Pop-punk has been in a rut the past few years. You might even argue that the genre has been in a hangover since the early 2000s, with bands playing similar styles and expressing similar degrees of angst. A few acts have escaped the rut — some by pushing boundaries (The Wonder Years, The Hotelier), others with simply stellar songwriting (Fireworks, State Champs). But for every act looking to stand out, there’s a Neck Deep wannabe lurking in the shadows. As Knuckle Puck continues to grow, the question is where they fit in — or, rather, how they stand out.
In recent years, the Chicago suburbanites have turned heads their way, with 2015’s Copacetic a big reason for that. The record brought a glistening heaviness to pop-punk not seen since The Story So Far’s Under Soil and Dirt, with bright choruses poking out in front of chunky power chords and pulsating melodies. At the same time, though, it’s also brought the follow-up, Shapeshifter, an unfair amount of hype.
It’s not to say the band doesn’t live up to it. The first single, “Gone,” sent expectations through the roof. With nods to The Starting Line, as well as melodic and choral touches that build upon the energy of Copacetic, the anticipation certainly settled in. But, at 10 minutes shorter than its predecessor and full of both hits and misses, album two doesn’t quite size up to album one. This may also be in part because the band scrapped their original recordings to make new songs from scratch.

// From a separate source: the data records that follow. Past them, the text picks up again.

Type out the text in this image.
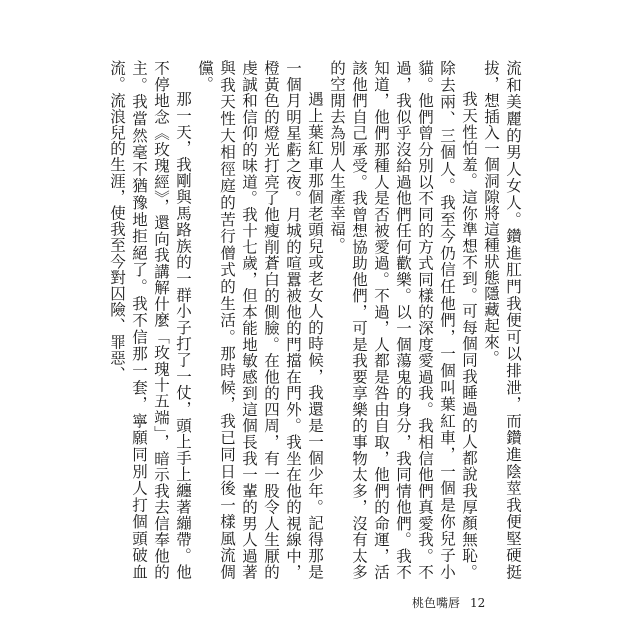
流和美麗的男人女人。鑽進肛門我便可以排泄，而鑽進陰莖我便堅硬挺拔，想插入一個洞隙將這種狀態隱藏起來。

我天性怕羞。這你準想不到。可每個同我睡過的人都說我厚顏無恥。除去兩、三個人。我至今仍信任他們，一個叫葉紅車，一個是你兒子小貓。他們曾分別以不同的方式同樣的深度愛過我。我相信他們真愛我。不過，我似乎沒給過他們任何歡樂。以一個蕩鬼的身分，我同情他們。我不知道，他們那種人是否被愛過。不過，人都是咎由自取，他們的命運，活該他們自己承受。我曾想協助他們，可是我要享樂的事物太多，沒有太多的空閒去為別人生產幸福。

遇上葉紅車那個老頭兒或老女人的時候，我還是一個少年。記得那是一個月明星虧之夜。月城的喧囂被他的門擋在門外。我坐在他的視線中，橙黃色的燈光打亮了他瘦削蒼白的側臉。在他的四周，有一股令人生厭的虔誠和信仰的味道。我十七歲，但本能地敏感到這個長我一輩的男人過著與我天性大相徑庭的苦行僧式的生活。那時候，我已同日後一樣風流倜儻。

那一天，我剛與馬路族的一群小子打了一仗，頭上手上纏著繃帶。他不停地念《玫瑰經》，還向我講解什麼「玫瑰十五端」，暗示我去信奉他的主。我當然毫不猶豫地拒絕了。我不信那一套，寧願同別人打個頭破血流。流浪兒的生涯，使我至今對囚險、罪惡、

桃色嘴唇 12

Whether or not it had them scrambling, they eventually decided to return to producer Seth Henderson. The result is a focus more on refinement than refreshment.
This record’s biggest downfall isn’t that it tries too hard to recreate Copacetic; rather, it’s that it doesn’t do enough to live up to it. What it does do is bring a large amount of both bounce and shimmer, and that still manages to accomplish a lot. Naturally, the abrasive and pummeling feel of their debut comes back in full swing, with the guitar-driven “Double Helix” painting a more accurate depiction of Shapeshifter’s identity than the more textural “Gone”. Still, embodying its name, the track fits snugly around its tender foil as the album’s other main standout.
Other heavy tracks don’t quite hit the mark. “Twist” and “Stuck in Our Ways” flaunt high energy, but leave more substance to be desired. There’s also the hardcore-tinged “Everyone Lies to Me”, featuring a chorus that gleans and verses that get lost in an gawky sea of “yeahs” and high-pitched screeches. The band hits gold when they go mid-tempo, though, and they go in such a direction more so than before. With haunting melodies and melancholic lyrics in the vein of Jimmy Eat World, “Want Me Around” is a superb cut; following it, “Conduit” and “Wait” charm with succulent instrumentation and emotional appeal.
Despite its name, Shapeshifter doesn’t find Knuckle Puck changing form. Rather, on their sophomore release, the pop-punk players continue to work on their current sound, and they don’t leave much room for mistakes. While the resulting LP isn’t the heavyweight Copacetic was, it still has its moments — a surprisingly large amount in their melodic leanings. Shapeshifter may not define the pop-punk genre, but it still provides a hearty boost in a time when that’s more than appreciated.